In the same vein, Trump’s first tariffs were levied on all washing machines and solar panels — not just those from China — which elicited a World Trade Organization complaint from South Korea. Next, the White House imposed tariffs on steel and aluminum imports, with a mere 6 percent of those tariffs applying to China. Simultaneously, the president has continually threatened to withdraw from bilateral defense agreements with Japan and Korea. Rather than presenting a united front against a violator of international trading rules, the United States began skirting those rules itself. Only after limiting imports from allies did the Trump administration announce tariffs specific to China.

Unsurprisingly, a president hostile to trade deficits has indiscriminately curtailed global trade. With retaliatory tariffs imposed by India as recently as June of this year, the U.S.–China trade war might be more properly called a global war on free trade.

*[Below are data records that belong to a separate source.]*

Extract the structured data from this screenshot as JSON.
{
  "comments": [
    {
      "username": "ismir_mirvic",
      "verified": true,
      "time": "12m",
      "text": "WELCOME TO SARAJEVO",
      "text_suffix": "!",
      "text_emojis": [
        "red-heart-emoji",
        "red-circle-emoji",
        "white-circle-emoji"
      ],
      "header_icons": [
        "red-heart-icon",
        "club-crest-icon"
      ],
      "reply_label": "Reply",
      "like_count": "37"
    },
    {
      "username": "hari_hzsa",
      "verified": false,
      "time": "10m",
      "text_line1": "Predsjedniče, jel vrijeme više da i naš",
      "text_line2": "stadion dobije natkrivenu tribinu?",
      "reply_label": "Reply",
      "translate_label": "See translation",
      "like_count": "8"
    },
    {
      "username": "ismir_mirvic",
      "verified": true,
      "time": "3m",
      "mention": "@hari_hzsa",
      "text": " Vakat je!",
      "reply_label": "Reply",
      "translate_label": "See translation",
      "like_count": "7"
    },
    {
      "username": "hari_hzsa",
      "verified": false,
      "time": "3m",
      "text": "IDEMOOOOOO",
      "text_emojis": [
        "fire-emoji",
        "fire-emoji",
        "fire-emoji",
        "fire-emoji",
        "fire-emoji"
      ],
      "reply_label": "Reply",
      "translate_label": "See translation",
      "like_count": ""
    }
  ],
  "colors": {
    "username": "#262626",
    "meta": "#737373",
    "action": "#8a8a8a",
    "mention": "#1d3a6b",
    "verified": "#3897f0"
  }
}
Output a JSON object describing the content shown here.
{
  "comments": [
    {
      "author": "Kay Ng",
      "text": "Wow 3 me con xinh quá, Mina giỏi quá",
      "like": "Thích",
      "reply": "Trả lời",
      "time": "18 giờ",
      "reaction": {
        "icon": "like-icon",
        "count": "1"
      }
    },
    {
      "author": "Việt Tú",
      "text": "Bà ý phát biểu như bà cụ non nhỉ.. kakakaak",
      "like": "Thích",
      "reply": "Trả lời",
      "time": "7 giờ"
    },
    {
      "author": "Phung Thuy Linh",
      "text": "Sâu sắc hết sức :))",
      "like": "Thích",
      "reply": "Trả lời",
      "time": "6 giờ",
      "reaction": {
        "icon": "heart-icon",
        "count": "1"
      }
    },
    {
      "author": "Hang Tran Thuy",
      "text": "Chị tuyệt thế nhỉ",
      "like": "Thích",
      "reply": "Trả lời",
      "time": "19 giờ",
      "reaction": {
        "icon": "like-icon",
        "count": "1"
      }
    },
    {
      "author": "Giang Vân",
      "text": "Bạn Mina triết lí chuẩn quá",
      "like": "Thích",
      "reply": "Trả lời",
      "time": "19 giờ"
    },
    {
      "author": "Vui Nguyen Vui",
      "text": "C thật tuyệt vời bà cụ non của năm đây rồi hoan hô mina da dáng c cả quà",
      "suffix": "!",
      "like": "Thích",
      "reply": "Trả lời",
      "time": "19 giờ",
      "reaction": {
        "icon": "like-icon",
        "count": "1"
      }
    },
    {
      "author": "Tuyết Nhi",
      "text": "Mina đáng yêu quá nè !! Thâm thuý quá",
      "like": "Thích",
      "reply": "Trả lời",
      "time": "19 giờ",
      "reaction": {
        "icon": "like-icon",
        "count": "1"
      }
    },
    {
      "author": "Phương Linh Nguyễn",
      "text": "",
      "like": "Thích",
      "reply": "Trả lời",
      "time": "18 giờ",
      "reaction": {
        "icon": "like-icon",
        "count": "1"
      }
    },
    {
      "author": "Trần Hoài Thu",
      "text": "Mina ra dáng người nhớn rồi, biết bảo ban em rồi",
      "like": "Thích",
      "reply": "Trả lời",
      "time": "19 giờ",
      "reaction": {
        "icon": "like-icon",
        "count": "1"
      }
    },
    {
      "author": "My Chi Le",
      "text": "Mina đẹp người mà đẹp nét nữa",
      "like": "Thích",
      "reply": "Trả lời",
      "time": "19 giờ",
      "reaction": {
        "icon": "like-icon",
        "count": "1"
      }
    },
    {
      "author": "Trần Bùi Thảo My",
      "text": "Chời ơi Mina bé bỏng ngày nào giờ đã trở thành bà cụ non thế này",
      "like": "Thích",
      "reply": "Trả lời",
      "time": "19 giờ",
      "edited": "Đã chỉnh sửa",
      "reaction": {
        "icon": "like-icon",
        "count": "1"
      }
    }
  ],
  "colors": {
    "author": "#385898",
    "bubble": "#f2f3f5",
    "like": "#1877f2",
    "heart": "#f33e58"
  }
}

This is not to say tariffs are inherently wrongheaded, Kennedy says. Imposing unilateral tariffs, he argues, was initially “justified, given the challenge the Chinese economic system presents to us and Beijing’s intransigence.” Indeed, the president deserves credit for addressing Chinese malfeasance. Before 2016, policymakers bought into the false hope that China would liberalize its economy on its own, without any prodding from its trading partners. Nonetheless, at key inflection points, the administration has “not capitalized on the leverage the U.S. gained.”

One reason is the White House does not know what it wants. Trade negotiators have yet to articulate the reforms necessary for removing tariffs. Often, they have gotten sidetracked by relatively unimportant goals, such as the push to increase American agricultural exports to China. Chinese authorities halved their purchases of American soybeans in response to tariffs. By demanding that China buy more soybeans, the president has put undoing the harm of his trade policy at the center of negotiations, rather than wielding tariffs to corral meaningful reforms. As a result, China can point to minor concessions in lieu of serious concerns.

This is not to say a positive outcome with China is impossible. Facing mounting debt, increasingly violent protests in Hong Kong, and a slowing economy, Chinese authorities may relent. In an interview with National Review, William Schneider of the Hudson Institute pointed out that some members of the Chinese Politburo have resisted Chinese president Xi Jinping’s aggression. They could respond by lessening his authority and taking a more diplomatic approach toward America.

After two years of fruitless negotiations, it will take a miracle.